Apple Is Restricting Vibe-Coded Apps: What the Replit and Vibecode Block Means
If you build apps by prompting and ship them to the App Store, Apple just made your life more complicated. Multiple outlets report that Apple has blocked updates for several vibe coding platforms, Replit and Vibecode among them, until they make significant changes to how their apps work.
What's happening
Apple is reportedly withholding update approvals for apps built with certain vibe coding tools, pending changes to how those apps generate and run code. The core tension: platforms that let users create or change app behavior at runtime, or that ship AI-generated code Apple can't fully review, brush against long-standing App Store rules about executable code and review integrity. This is not a blanket ban on AI. It is Apple tightening the screws where vibe coding collides with its review model.
Why Apple cares
Two reasons. Review integrity: Apple's model assumes the binary it reviewed is the binary users run. Tools that generate or fetch code after review undercut that assumption. And security: a large share of AI-generated code ships with vulnerabilities, and Apple would rather front-load that risk than field it after the fact.
What it means for you
- Watch your platform's changelog. If you ship through a vibe coding wrapper, your update cadence now depends on their compliance, not just your code.
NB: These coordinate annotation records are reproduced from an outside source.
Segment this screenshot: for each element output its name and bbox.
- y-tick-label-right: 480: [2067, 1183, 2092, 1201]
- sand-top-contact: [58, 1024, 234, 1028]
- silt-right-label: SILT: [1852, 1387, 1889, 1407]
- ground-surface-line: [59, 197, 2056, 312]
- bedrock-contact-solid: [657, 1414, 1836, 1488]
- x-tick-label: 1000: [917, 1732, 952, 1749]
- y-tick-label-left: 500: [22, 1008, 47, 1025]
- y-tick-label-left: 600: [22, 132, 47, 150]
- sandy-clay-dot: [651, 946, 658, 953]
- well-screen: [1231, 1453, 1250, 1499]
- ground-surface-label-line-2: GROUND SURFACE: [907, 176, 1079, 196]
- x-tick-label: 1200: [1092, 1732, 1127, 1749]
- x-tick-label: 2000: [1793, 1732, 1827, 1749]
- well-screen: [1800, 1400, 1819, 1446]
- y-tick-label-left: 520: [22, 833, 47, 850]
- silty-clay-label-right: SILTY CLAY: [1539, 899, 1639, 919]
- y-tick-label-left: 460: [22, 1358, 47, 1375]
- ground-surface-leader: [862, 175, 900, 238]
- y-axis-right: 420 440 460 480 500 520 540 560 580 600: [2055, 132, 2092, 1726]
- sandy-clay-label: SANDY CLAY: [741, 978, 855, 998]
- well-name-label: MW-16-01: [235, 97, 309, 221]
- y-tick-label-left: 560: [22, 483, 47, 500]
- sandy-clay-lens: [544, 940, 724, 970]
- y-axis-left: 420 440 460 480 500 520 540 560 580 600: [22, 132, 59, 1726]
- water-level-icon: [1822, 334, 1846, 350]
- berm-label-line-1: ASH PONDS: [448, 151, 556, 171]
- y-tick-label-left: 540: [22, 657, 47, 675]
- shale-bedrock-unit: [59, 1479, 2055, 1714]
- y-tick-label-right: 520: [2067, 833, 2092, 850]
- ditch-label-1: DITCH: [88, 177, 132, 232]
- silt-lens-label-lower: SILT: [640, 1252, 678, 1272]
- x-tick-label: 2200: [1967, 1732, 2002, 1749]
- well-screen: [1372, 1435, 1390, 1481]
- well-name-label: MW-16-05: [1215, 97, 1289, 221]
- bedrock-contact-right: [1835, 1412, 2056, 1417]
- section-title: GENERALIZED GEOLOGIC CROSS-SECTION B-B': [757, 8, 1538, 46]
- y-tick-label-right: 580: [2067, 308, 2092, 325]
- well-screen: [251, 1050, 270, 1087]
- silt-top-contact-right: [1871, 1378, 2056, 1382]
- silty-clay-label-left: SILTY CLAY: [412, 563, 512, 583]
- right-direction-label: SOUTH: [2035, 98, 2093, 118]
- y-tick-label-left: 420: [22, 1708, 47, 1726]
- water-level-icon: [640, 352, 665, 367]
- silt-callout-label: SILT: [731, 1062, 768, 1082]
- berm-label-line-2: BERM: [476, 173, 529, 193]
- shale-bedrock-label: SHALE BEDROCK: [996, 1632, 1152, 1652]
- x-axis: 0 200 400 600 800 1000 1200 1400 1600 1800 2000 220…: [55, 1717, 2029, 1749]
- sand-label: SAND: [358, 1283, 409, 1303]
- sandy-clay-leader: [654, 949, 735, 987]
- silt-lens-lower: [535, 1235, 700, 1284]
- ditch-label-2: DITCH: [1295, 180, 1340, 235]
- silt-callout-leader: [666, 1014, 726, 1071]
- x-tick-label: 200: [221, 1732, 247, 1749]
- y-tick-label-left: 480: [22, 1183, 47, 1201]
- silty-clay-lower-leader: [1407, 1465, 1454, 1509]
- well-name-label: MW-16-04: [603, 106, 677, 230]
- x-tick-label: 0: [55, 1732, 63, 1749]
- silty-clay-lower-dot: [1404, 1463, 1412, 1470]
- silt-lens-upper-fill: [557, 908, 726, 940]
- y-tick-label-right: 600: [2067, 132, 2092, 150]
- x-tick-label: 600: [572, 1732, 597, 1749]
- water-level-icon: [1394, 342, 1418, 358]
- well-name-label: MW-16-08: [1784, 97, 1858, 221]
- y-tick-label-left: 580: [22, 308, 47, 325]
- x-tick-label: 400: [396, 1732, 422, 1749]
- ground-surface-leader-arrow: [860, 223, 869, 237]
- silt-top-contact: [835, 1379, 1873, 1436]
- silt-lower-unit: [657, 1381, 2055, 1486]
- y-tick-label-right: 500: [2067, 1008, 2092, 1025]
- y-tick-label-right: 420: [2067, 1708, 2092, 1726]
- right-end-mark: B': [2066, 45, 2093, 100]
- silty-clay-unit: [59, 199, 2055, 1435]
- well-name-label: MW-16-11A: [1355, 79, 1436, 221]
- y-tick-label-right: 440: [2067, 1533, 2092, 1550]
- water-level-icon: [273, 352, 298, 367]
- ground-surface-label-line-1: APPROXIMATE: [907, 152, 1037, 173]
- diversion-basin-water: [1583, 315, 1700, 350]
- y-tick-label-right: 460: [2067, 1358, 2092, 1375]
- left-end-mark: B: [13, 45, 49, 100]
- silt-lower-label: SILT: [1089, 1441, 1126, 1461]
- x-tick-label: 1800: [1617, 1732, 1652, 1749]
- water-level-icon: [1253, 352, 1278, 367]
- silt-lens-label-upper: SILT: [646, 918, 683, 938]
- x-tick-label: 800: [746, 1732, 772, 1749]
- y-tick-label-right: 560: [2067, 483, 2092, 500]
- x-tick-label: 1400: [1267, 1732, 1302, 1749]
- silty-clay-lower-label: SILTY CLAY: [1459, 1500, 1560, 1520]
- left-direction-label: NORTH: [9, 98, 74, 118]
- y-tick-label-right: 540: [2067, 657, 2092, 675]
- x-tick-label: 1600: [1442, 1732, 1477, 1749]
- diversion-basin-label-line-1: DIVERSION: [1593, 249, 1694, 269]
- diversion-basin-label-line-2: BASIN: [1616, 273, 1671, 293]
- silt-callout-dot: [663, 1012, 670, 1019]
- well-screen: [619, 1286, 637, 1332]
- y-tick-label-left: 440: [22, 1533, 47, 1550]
- Own your build. Generating an app with AI and submitting a standard, self-contained binary you control is on much safer ground than relying on a platform that injects or updates code at runtime.
- Read the rules that bite. App Store Review Guidelines 2.5.2 (no downloading executable code) and 4.7. Vibe coding does not exempt you from them.
- The rejections are already mapped. Vague review rejections, IAP rules, and the rest live in Fixes under Ship.
The headline is not "Apple hates vibe coding." It is that shipping is still the hard part, and the platform you lean on is now part of your risk surface. Build so you can submit a clean binary without a middleman, and a crackdown like this becomes someone else's problem.